Internet pela rede elétrica Como 100% dos equipamentos são importados, diretora da AES Atimus, que tem pacote comercial do serviço com Intelig, diz que custo inviabiliza disseminação da oferta.

A falta de fabricação local de equipamentos para entrega de banda larga pela rede elétrica inviabiliza a prestação desse serviço no Brasil. A afirmação é da diretora-geral da AES Atimus, Teresa Vernaglia, que anunciou nesta terça-feira, 30/11, a unificação das operações das empresas de telecomunicações do grupo de distribuição e geração de energia AES Brasil.

Ao apresentar a AES Atimus, nova empresa criada para unir operações da AES Eletropaulo Telecom e AES Com Rio, a executiva garantiu que o acesso banda larga pela rede elétrica (PLC ou BPL) funciona bem e há demanda por esse serviço. Segundo ela, a tecnologia permite conexões com velociddes de até 15 Mbps.

A companhia lançou essa oferta comercial no ano passado em parceria com a Intelig. Atualmente, 300 prédios de três bairros da capital paulista (Jardins, Pinheiro e Moema) estão conectados pela rede elétrica.

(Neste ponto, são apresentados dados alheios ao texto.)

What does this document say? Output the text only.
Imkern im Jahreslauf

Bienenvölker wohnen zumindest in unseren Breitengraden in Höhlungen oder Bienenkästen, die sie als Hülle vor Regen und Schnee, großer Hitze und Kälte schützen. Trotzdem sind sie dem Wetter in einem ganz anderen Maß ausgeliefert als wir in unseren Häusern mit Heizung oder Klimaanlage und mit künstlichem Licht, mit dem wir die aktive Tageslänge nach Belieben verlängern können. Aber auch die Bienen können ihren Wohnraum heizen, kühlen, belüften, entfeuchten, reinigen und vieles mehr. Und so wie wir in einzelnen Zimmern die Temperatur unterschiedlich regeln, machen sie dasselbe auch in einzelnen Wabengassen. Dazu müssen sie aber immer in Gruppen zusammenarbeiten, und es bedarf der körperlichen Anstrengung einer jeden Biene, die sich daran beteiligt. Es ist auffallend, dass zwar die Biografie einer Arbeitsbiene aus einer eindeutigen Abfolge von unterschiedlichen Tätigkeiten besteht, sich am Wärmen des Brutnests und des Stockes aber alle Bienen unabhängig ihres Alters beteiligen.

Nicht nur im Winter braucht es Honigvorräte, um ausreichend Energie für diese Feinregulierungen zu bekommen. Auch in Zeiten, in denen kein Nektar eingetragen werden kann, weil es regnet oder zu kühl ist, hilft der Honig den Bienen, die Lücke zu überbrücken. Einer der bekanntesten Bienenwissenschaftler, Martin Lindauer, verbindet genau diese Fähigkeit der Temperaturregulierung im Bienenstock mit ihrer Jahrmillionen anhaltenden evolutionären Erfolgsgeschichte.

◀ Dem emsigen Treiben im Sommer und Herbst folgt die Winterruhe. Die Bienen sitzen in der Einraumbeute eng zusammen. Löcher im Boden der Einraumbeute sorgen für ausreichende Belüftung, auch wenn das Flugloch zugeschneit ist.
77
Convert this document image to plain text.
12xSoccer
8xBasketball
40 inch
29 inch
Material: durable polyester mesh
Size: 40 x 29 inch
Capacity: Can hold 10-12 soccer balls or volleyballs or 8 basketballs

“Só não expandimos porque os equipamentos são 100% importados”, afirma Teresa. O grupo AES leva fibra óptica até os prédios cobertos pelo serviço, mas são necessários equipamentos para inligar o poste, o edifício e o modem que fica na casa do usuário. “Como tudo é importado, fica inviável implantar o serviço em larga escala”, diz a executiva.

Mesmo com alíquotas diferenciadas para trazer essa tecnologia para o Brasil, a executiva avalia que o custo é alto, comparado ao custo de levar fibra óptica até a casa do assinante. Mesmo assim, como a taxa de penetração da banda larga no Brasil ainda é baixa, a diretora-geral da AES Atimus afirma que há espaço para prover o serviço pela tecnologia PLC, desde que seja criada no País uma cadeia sólida de fornecedores locais.

“Tem que ter uma ação coordenada para se criar um modelo que atenda todos, tanto a indústria nacional quanto os que virão de fora”, defende a executiva.

Teresa acredita que a implantação do Plano Nacional de Banda Larga (PNBL), gerenciado pela Telebrás, pode ajudar o mercado a se mobilizar para encontrar soluções para o PLC, uma vez que a iniciativa do governo é disseminar internet rápida no Brasil pelos mais variados meios.